Robert Kubica powoli dochodzi do siebie po wypadku i trzech operacjach w Szpitalu Santa Corona w Pietra Ligure. Polak jest pod pilną obserwacją lekarzy i nabiera sił na rozpoczęcie rehabilitacji. Dziś Roberta odwiedzili jego szef – Eric Boullier oraz kolega z toru Jarno Trulli.
Jak powiedział dziś Daniele Morelli, menadżer Polaka, Kubica przez najbliższe dwa-trzy tygodnie będzie regenerował siły na szpitalnym łóżku pod opieką lekarzy i personelu medycznego. Będą oni monitorować, czy nie dochodzi do żadnych powikłań. Ciało Roberta jest teraz szczególnie wrażliwe na infekcje w związku z licznymi ranami po wypadku i operacjach.

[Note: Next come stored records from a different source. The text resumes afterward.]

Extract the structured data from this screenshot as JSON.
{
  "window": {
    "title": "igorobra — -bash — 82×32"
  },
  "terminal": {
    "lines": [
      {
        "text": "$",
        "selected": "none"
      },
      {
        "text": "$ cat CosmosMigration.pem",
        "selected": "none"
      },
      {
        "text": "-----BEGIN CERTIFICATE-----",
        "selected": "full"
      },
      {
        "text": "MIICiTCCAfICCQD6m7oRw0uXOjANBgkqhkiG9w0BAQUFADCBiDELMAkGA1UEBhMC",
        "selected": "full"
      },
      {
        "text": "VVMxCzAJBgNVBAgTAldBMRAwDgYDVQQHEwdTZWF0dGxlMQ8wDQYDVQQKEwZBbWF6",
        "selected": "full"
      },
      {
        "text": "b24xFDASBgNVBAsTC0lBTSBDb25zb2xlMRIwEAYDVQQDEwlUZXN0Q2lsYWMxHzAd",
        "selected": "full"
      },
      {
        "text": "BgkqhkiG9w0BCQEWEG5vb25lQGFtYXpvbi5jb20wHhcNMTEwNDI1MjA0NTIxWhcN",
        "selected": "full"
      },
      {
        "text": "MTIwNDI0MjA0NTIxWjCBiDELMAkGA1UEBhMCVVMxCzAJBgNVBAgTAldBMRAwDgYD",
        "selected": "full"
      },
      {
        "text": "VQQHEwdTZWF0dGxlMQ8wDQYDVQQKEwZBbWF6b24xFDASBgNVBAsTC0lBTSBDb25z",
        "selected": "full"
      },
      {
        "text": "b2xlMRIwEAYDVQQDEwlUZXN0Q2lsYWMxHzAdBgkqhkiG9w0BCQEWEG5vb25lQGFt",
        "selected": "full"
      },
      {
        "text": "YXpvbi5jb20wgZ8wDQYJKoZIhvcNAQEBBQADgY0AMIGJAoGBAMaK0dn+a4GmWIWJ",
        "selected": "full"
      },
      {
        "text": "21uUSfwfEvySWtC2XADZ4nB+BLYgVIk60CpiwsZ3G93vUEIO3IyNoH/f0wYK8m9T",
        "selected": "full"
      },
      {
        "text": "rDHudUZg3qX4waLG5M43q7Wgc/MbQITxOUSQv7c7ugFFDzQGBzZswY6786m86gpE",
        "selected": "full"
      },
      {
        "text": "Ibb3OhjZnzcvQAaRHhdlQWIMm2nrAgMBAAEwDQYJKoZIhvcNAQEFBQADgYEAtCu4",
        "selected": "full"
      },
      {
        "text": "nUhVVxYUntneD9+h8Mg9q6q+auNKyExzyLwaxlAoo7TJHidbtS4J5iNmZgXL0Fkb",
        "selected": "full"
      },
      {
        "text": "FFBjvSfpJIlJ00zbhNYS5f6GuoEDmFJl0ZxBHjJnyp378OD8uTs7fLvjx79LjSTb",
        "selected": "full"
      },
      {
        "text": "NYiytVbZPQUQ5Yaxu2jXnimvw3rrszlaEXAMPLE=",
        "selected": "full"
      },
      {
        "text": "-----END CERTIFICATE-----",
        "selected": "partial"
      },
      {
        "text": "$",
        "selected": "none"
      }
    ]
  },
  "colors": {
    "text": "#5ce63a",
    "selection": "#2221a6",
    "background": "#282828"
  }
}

Gdy ryzyko ustanie, a złamania kości wstępnie się zleją, krakowianin będzie mógł zacząć właściwe zabiegi rehabilitacyjne.
O tym, że stan Kubicy jest niezły świadczy fakt, że przyjął on dziś dwóch gości – szefa zespołu Lotus Renault – Erica Boulliera i swojego dobrego znajomego z Formuły 1 – Jarno Trulliego.
Boullier był u Polaka drugi raz, wcześniej odwiedził go dwa dni po wypadku, wraz z Witalijem Pietrowem. Francuz zapewne zdawał relacje z zakończonych wczoraj testów Formuły 1 w Barcelonie.
Trulli miał okazję spotkać się z kierowcą Lotus Renault po raz pierwszy od feralnej niedzieli 6 lutego. Być może Włoch chciał przypomnieć Robertowi, że czeka na niego 69 litrów wybornego wina z winnicy Trulliego. Obecny kierowca Lotusa obiecał w 2009 roku, że przekaże je pierwszemu mistrzowi świata Formuły 1 z Polski i mówił wtedy, że chciałby aby był nim właśnie Kubica.